Something you may not know about me is that I'm a Hallmark Fanatic!! There are very few Hallmark movies and shows that I don't like. I watch it all year long. I know the actors by name and of course have my favorite. I buy Hallmark shirts and sweatshirts. I throw a Hallmark Party every first part of November to kick off the Christmas movies. And I'm always on the search for filming in my area. I got to watch them film last year and I was enthralled! It was fascinating. I sat there for hours watching like a crazed fan, which I am. haha!
Last night kicked off the Hallmark Christmas movies. It started a week earlier then normal, but I didn't mind at all!
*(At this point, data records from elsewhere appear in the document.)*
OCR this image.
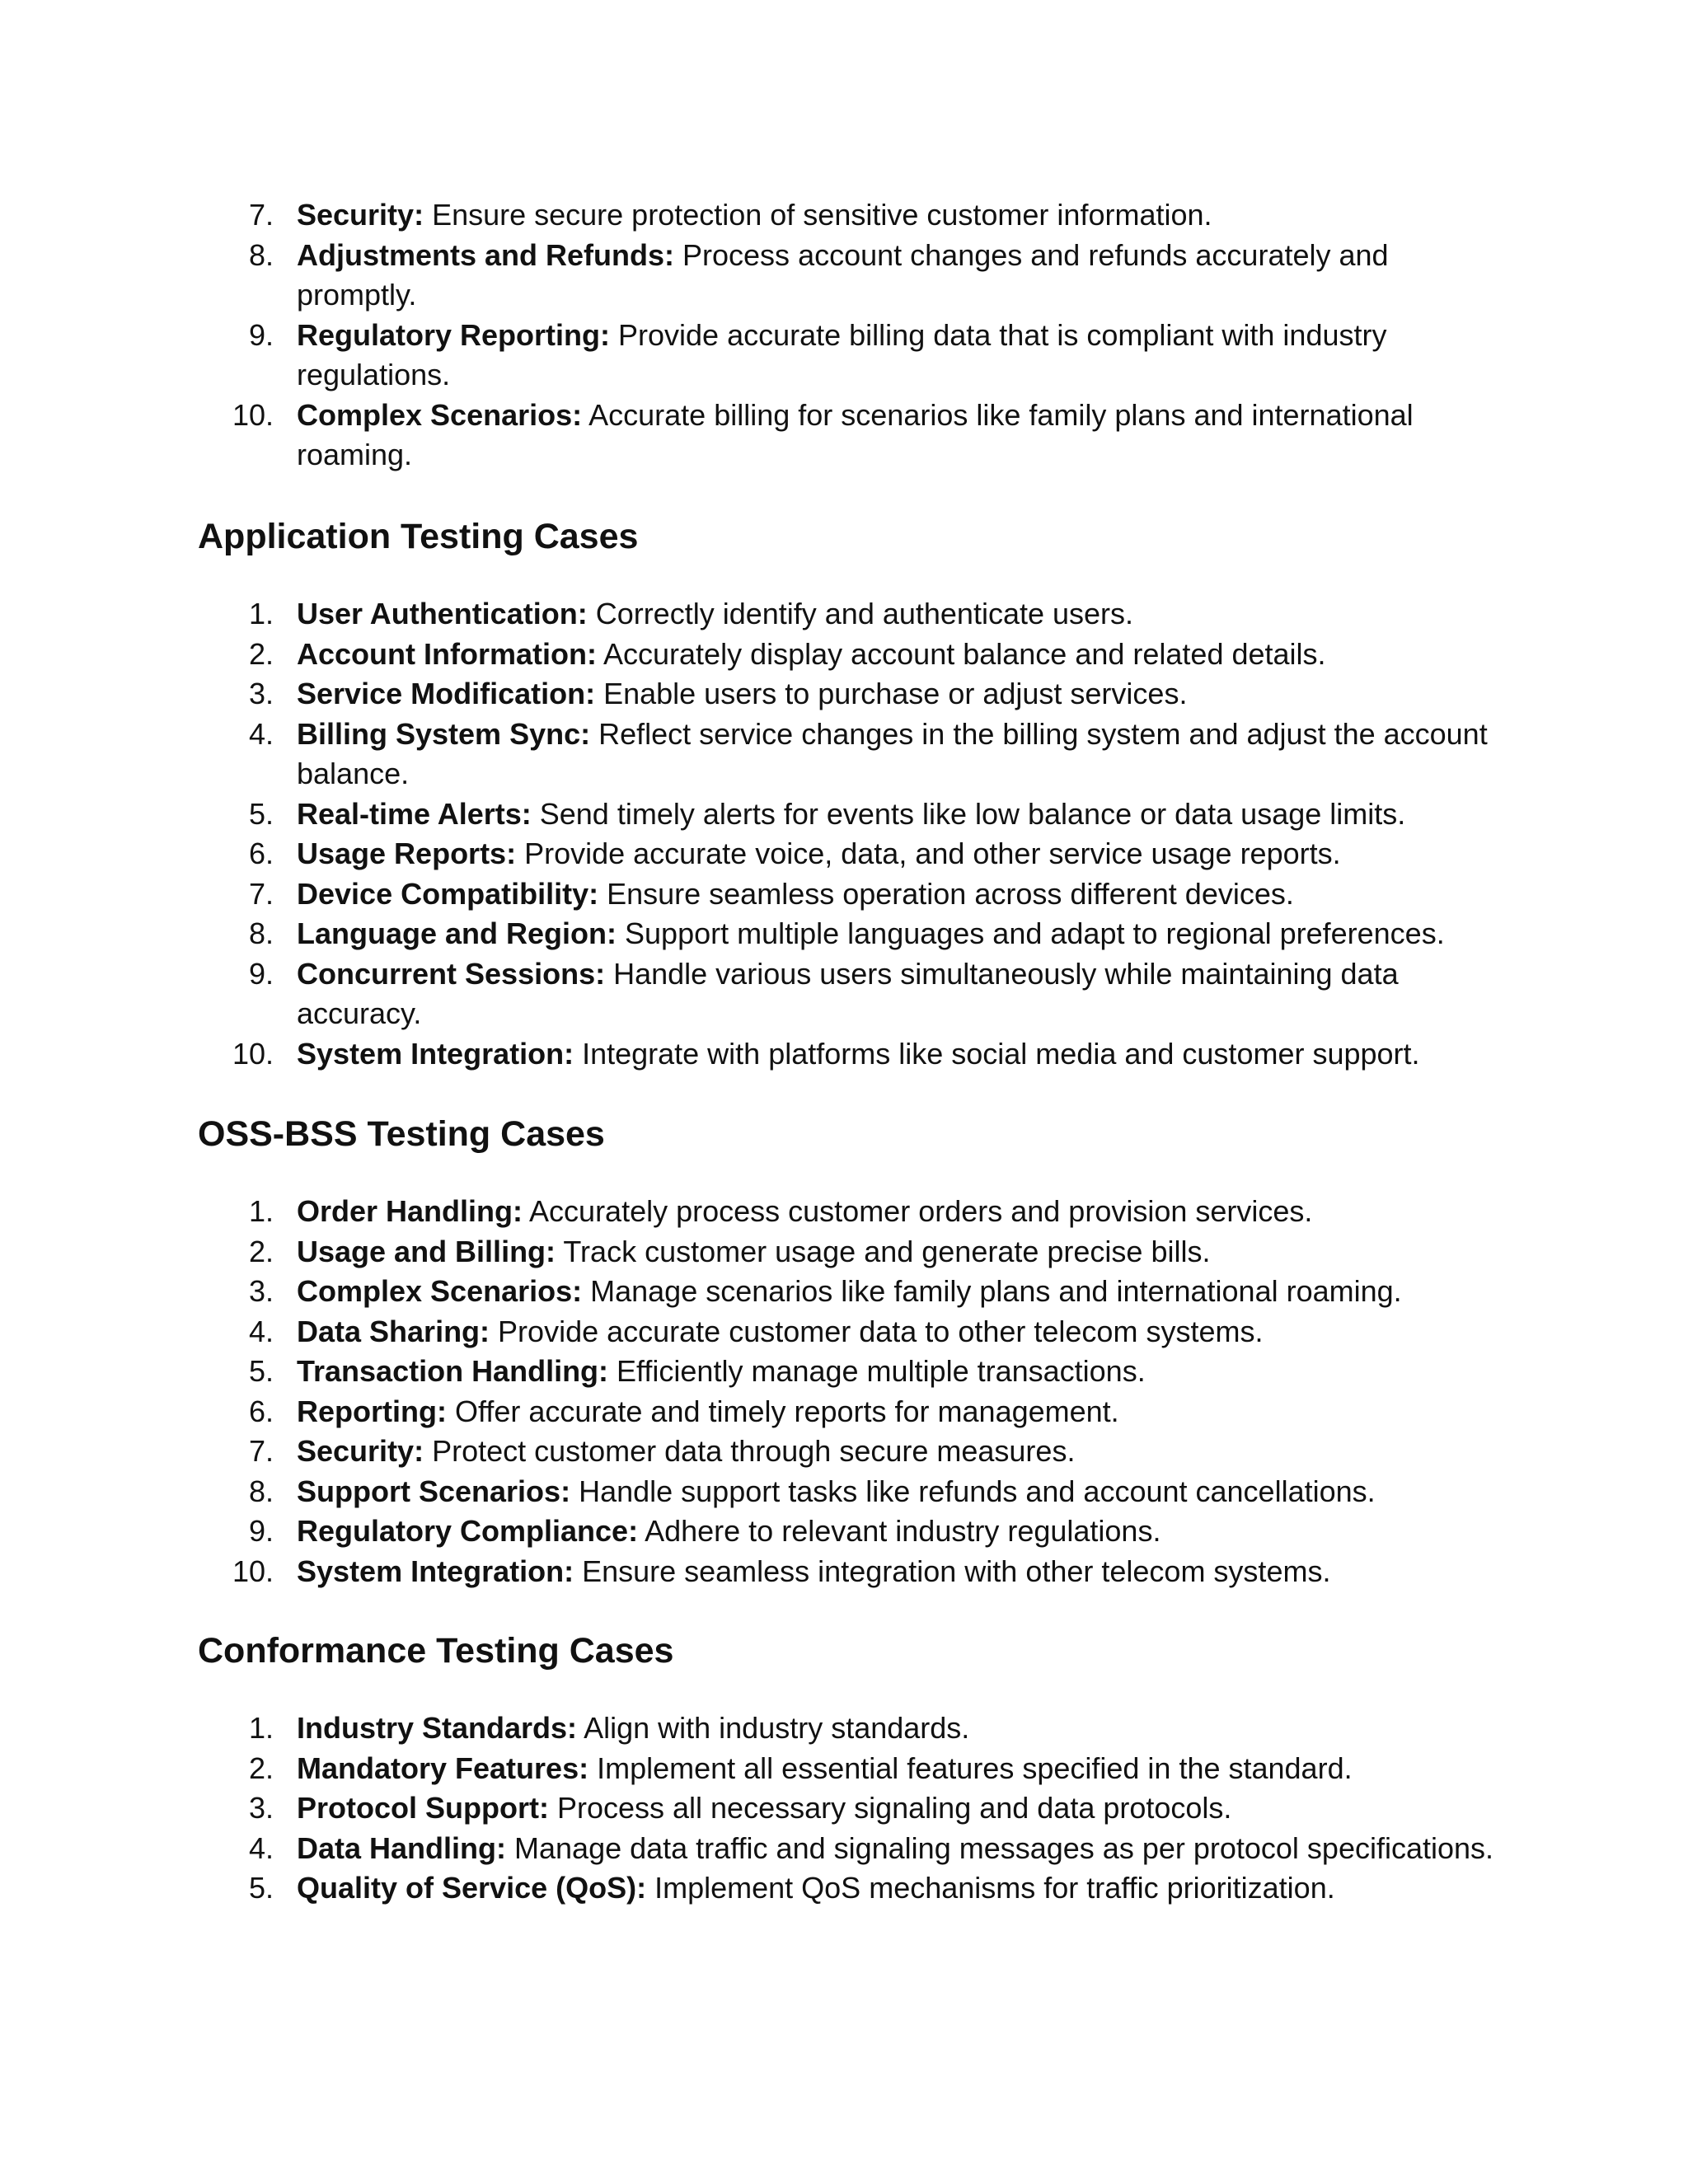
7. Security: Ensure secure protection of sensitive customer information.
8. Adjustments and Refunds: Process account changes and refunds accurately and promptly.
9. Regulatory Reporting: Provide accurate billing data that is compliant with industry regulations.
10. Complex Scenarios: Accurate billing for scenarios like family plans and international roaming.
Application Testing Cases
1. User Authentication: Correctly identify and authenticate users.
2. Account Information: Accurately display account balance and related details.
3. Service Modification: Enable users to purchase or adjust services.
4. Billing System Sync: Reflect service changes in the billing system and adjust the account balance.
5. Real-time Alerts: Send timely alerts for events like low balance or data usage limits.
6. Usage Reports: Provide accurate voice, data, and other service usage reports.
7. Device Compatibility: Ensure seamless operation across different devices.
8. Language and Region: Support multiple languages and adapt to regional preferences.
9. Concurrent Sessions: Handle various users simultaneously while maintaining data accuracy.
10. System Integration: Integrate with platforms like social media and customer support.
OSS-BSS Testing Cases
1. Order Handling: Accurately process customer orders and provision services.
2. Usage and Billing: Track customer usage and generate precise bills.
3. Complex Scenarios: Manage scenarios like family plans and international roaming.
4. Data Sharing: Provide accurate customer data to other telecom systems.
5. Transaction Handling: Efficiently manage multiple transactions.
6. Reporting: Offer accurate and timely reports for management.
7. Security: Protect customer data through secure measures.
8. Support Scenarios: Handle support tasks like refunds and account cancellations.
9. Regulatory Compliance: Adhere to relevant industry regulations.
10. System Integration: Ensure seamless integration with other telecom systems.
Conformance Testing Cases
1. Industry Standards: Align with industry standards.
2. Mandatory Features: Implement all essential features specified in the standard.
3. Protocol Support: Process all necessary signaling and data protocols.
4. Data Handling: Manage data traffic and signaling messages as per protocol specifications.
5. Quality of Service (QoS): Implement QoS mechanisms for traffic prioritization.
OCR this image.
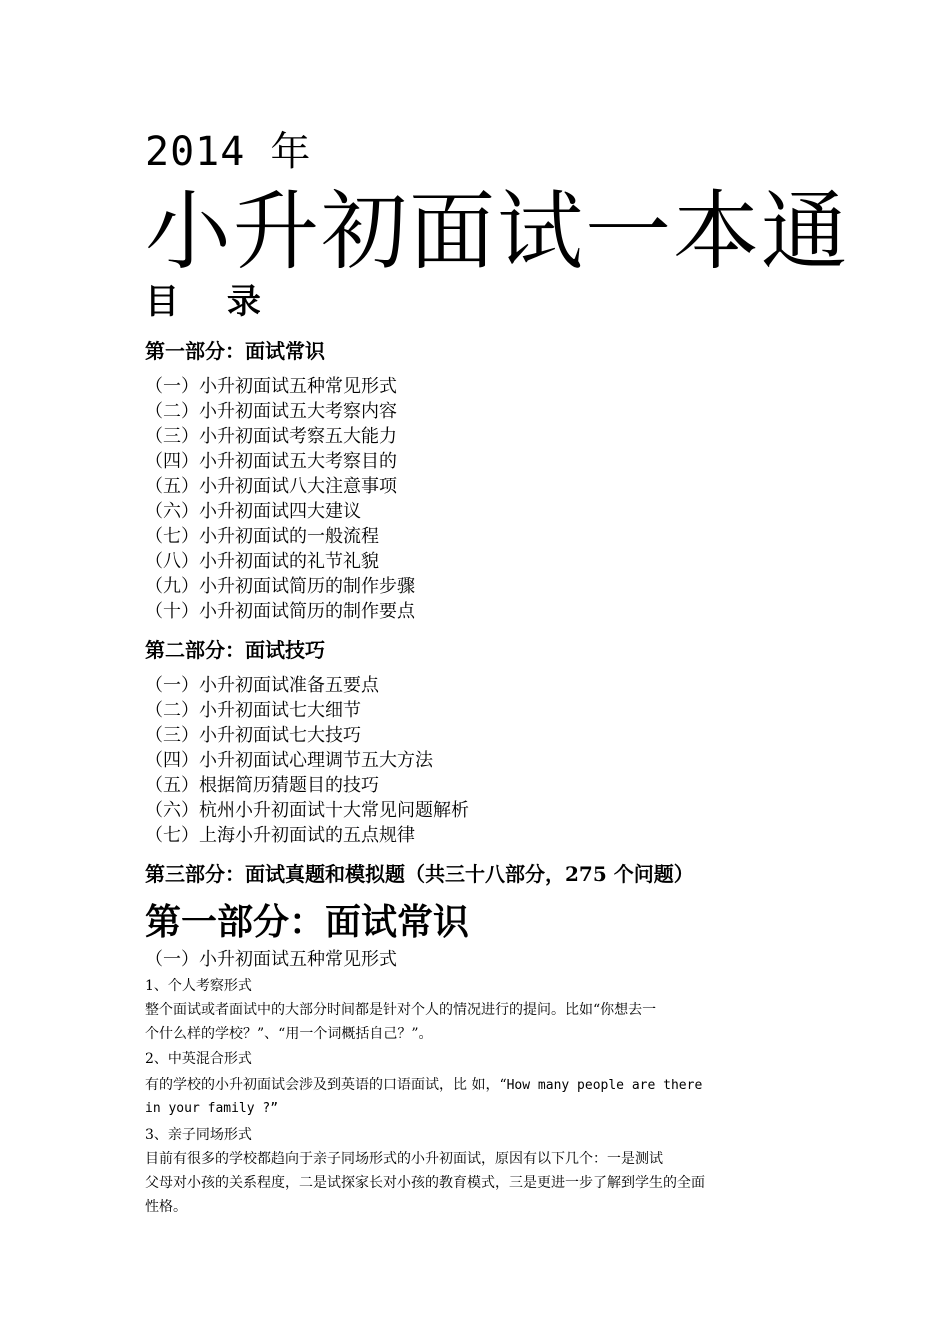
2014 年
小升初面试一本通
目 录
第一部分：面试常识
（一）小升初面试五种常见形式
（二）小升初面试五大考察内容
（三）小升初面试考察五大能力
（四）小升初面试五大考察目的
（五）小升初面试八大注意事项
（六）小升初面试四大建议
（七）小升初面试的一般流程
（八）小升初面试的礼节礼貌
（九）小升初面试简历的制作步骤
（十）小升初面试简历的制作要点
第二部分：面试技巧
（一）小升初面试准备五要点
（二）小升初面试七大细节
（三）小升初面试七大技巧
（四）小升初面试心理调节五大方法
（五）根据简历猜题目的技巧
（六）杭州小升初面试十大常见问题解析
（七）上海小升初面试的五点规律
第三部分：面试真题和模拟题（共三十八部分，275 个问题）
第一部分：面试常识
（一）小升初面试五种常见形式
1、个人考察形式
整个面试或者面试中的大部分时间都是针对个人的情况进行的提问。比如“你想去一
个什么样的学校？”、“用一个词概括自己？”。
2、中英混合形式
有的学校的小升初面试会涉及到英语的口语面试，比 如，“How many people are there
in your family ?”
3、亲子同场形式
目前有很多的学校都趋向于亲子同场形式的小升初面试，原因有以下几个：一是测试
父母对小孩的关系程度，二是试探家长对小孩的教育模式，三是更进一步了解到学生的全面
性格。
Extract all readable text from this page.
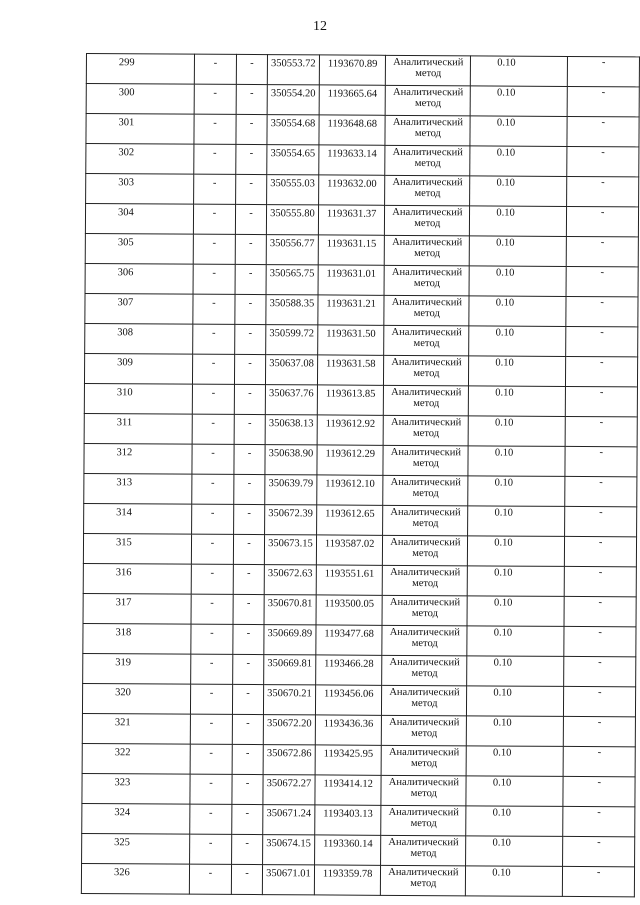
12
299	-	-	350553.72	1193670.89	Аналитический
метод	0.10	-
300	-	-	350554.20	1193665.64	Аналитический
метод	0.10	-
301	-	-	350554.68	1193648.68	Аналитический
метод	0.10	-
302	-	-	350554.65	1193633.14	Аналитический
метод	0.10	-
303	-	-	350555.03	1193632.00	Аналитический
метод	0.10	-
304	-	-	350555.80	1193631.37	Аналитический
метод	0.10	-
305	-	-	350556.77	1193631.15	Аналитический
метод	0.10	-
306	-	-	350565.75	1193631.01	Аналитический
метод	0.10	-
307	-	-	350588.35	1193631.21	Аналитический
метод	0.10	-
308	-	-	350599.72	1193631.50	Аналитический
метод	0.10	-
309	-	-	350637.08	1193631.58	Аналитический
метод	0.10	-
310	-	-	350637.76	1193613.85	Аналитический
метод	0.10	-
311	-	-	350638.13	1193612.92	Аналитический
метод	0.10	-
312	-	-	350638.90	1193612.29	Аналитический
метод	0.10	-
313	-	-	350639.79	1193612.10	Аналитический
метод	0.10	-
314	-	-	350672.39	1193612.65	Аналитический
метод	0.10	-
315	-	-	350673.15	1193587.02	Аналитический
метод	0.10	-
316	-	-	350672.63	1193551.61	Аналитический
метод	0.10	-
317	-	-	350670.81	1193500.05	Аналитический
метод	0.10	-
318	-	-	350669.89	1193477.68	Аналитический
метод	0.10	-
319	-	-	350669.81	1193466.28	Аналитический
метод	0.10	-
320	-	-	350670.21	1193456.06	Аналитический
метод	0.10	-
321	-	-	350672.20	1193436.36	Аналитический
метод	0.10	-
322	-	-	350672.86	1193425.95	Аналитический
метод	0.10	-
323	-	-	350672.27	1193414.12	Аналитический
метод	0.10	-
324	-	-	350671.24	1193403.13	Аналитический
метод	0.10	-
325	-	-	350674.15	1193360.14	Аналитический
метод	0.10	-
326	-	-	350671.01	1193359.78	Аналитический
метод	0.10	-
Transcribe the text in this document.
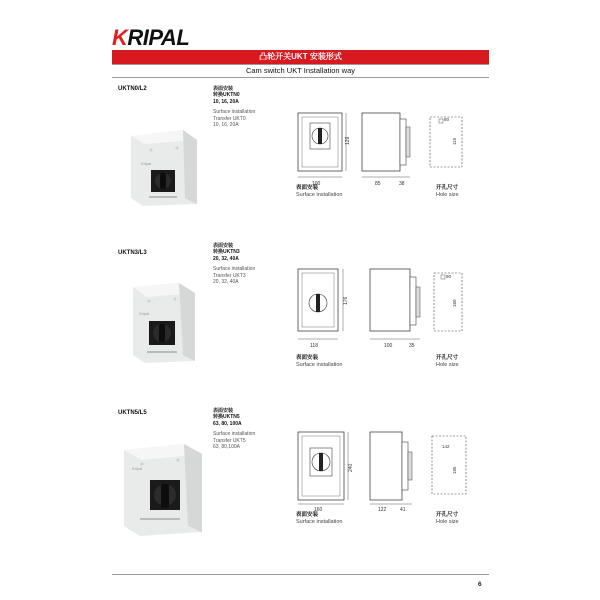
KRIPAL
凸轮开关UKT 安装形式
Cam switch UKT Installation way
UKTN0/L2	表面安装
转换UKTN0
10, 16, 20A
Surface installation
Transfer UKT0
10, 16, 20A
Kripal
100
129
85	38
80
115
表面安装
Surface installation
开孔尺寸
Hole size
UKTN3/L3
表面安装
转换UKTN3
20, 32, 40A
Surface installation
Transfer UKT3
20, 32, 40A
Kripal
118
176
100	35
90
160
表面安装
Surface installation
开孔尺寸
Hole size
UKTN5/L5	表面安装
转换UKTN5
63, 80, 100A
Surface installation
Transfer UKT5
63, 80,100A
Kripal
160
240
122	41
142
185
表面安装
Surface installation
开孔尺寸
Hole size
6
I put on my "Hallmark is my favorite season" shirt curled up under my covers and watched.
While pondering I thought about how I like how clean it is, I like that it always ends on a happy note, I like feeling good while watching it, I like that they have good morals - family time is most important, job doesn't need to be first priority, etc.
I thought about when I first really became a fanatic and that was after my car accident in 2016. I was in a dark place from pain and hallmark made me feel better. It lifted my spirits and gave me hope for a time with no pain. It gave me a moment to forget about my pain and see other people happy.
The conclusion I came to is that life is hard and sometimes we just need an escape from reality and that's what Hallmark is for me! I know I shouldn't try to escape - I HAVE AN AMAZING LIFE! But I get physically and mentally exhausted from the trials of life. My personality type says, if I'm tired lets step away for a minute. And so I step away to a fantasy land of Hallmark where I know everything will end with roses and sunshine!
When I come back I'm ready to face my trials again. I can see my roses and sunshine in my life that God gives me daily! Which he does! It may be a peak of a sun ray, but it's something. He reminds me even in my darkest trials that He is there and won't leave me.
What are you tactics you use when you are physically and emotionally tired of life? How do you cope and move forward?